PDF Parse

Parse PDF files and extract text content with enhanced AI-friendly formatting

Actions2

- Parse PDF
- Convert to Image

Overview

This node parses PDF files to extract their text content or convert PDF pages into images. It supports input PDFs from either binary data within the workflow or by fetching from a URL. The node offers multiple text formatting styles optimized for different use cases, including AI-friendly raw text and visually structured layouts.
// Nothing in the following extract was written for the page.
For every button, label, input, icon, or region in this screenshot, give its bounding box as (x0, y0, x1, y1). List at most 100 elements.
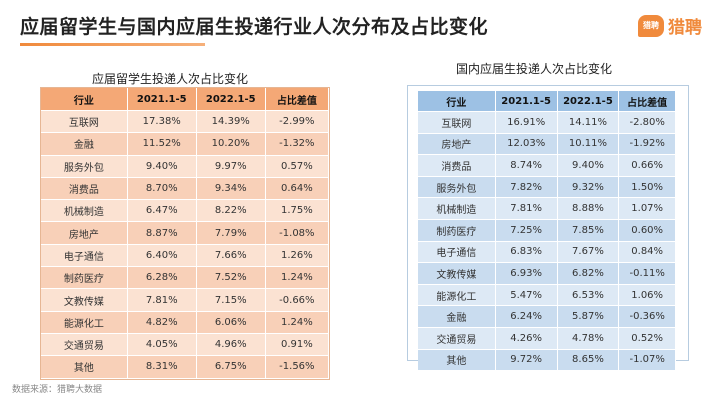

It can also split extracted text by pages and optionally include PDF metadata.

Common scenarios where this node is beneficial include:

Extracting readable text from invoices, reports, or contracts stored as PDFs.
Preparing PDF text for further processing with AI or text analysis tools.
Converting PDF pages into images for preview or archival purposes.
Fetching and parsing remote PDF documents dynamically via URLs.

Practical examples:

Automatically extracting purchase order details from PDF attachments in emails.
Converting multi-page PDF brochures into PNG images for web display.
Parsing scanned PDF reports and cleaning up text layout for natural language processing.

Properties

Name	Meaning
Operation	Choose between "Parse PDF" (extract text content) or "Convert to Image" (convert PDF pages to JPG/PNG images).
PDF Source	Select the source of the PDF file: "Binary Data" (from workflow binary property) or "URL" (fetch PDF from a web address).
Binary Property	Name of the binary property containing the PDF file (required if source is "Binary Data").
URL	URL of the PDF file to parse (required if source is "URL").
Output Property Name	Name of the property where the extracted content or image info will be stored in the output JSON.
Additional Options	Collection of optional settings:
- Max Pages	Maximum number of pages to parse or convert (0 means all pages).
- Page Range Start	Starting page number (1-based) for parsing or conversion.
- Page Range End	Ending page number (0 means last page).
- Text Formatting	Style of text formatting for extracted content when parsing: • Raw (best for AI) • Smart Layout • Minimal Cleanup • Visual Layout • Structured • Compact
- Include Metadata	Whether to include PDF metadata (like author, creation date) in the output.
- Split by Pages	Whether to split the extracted text output into an array of page texts instead of a single string.
- Version	PDF.js library version used for parsing (default "v1.10.100").
- Image Format	(For conversion operation) Output image format: PNG (with transparency) or JPEG (smaller size).
- DPI (Resolution)	(For conversion) Dots per inch for image quality; higher values produce better quality but larger files (range 72–600).
- Width	(For conversion) Image width in pixels; 0 means auto based on DPI.
- Height	(For conversion) Image height in pixels; 0 means auto based on DPI.
- Preserve Aspect Ratio	(For conversion) Maintain original aspect ratio when resizing images.

Output

For Parse PDF operation:
- Outputs JSON with the extracted text stored under the specified output property name.
- If "Split by Pages" is enabled, the output property contains an array of strings, each representing one page's text.
- Optionally includes PDF metadata under pdfMetadata if enabled.
- Also includes summary stats like total pages, text length, and word count under numPages and pdfStats.
- Binary data from input is preserved in output.
For Convert to Image operation:
- Outputs JSON with an array of objects describing each converted page image, including page number, dimensions, file size, format, and reference to binary data property.
- Binary data properties contain base64-encoded image data with appropriate MIME types and filenames.
- Each image corresponds to one PDF page converted according to specified options.

Dependencies

Uses the pdf-parse library for extracting text content from PDFs.
Uses the pdf2pic library for converting PDF pages to images.
Requires network access if fetching PDFs from URLs.
No special environment variables are needed beyond standard n8n credentials for HTTP requests if URL source is used.

Troubleshooting

Common issues:
- Empty or unreadable PDF input: Ensure the binary property or URL points to a valid PDF file.
- Invalid URL format or inaccessible URL: Verify the URL is correct and reachable.
- File not recognized as PDF: Input must start with "%PDF" header.
- Conversion failures for specific pages: May occur due to corrupted pages or unsupported content; these pages are skipped with warnings.
Error messages:
- "URL is required when source is set to URL": Provide a valid URL.
- "Invalid URL format": Check URL syntax.
- "Failed to fetch PDF from URL": Network or permission issue accessing the URL.
- "PDF file is empty or could not be read": Input PDF data is missing or corrupted.
- "File does not appear to be a valid PDF": Input file is not a proper PDF document.
- "Image conversion failed": Problem during image generation; check parameters and PDF integrity.
To resolve errors, verify inputs, ensure network connectivity, and confirm PDF validity before running the node.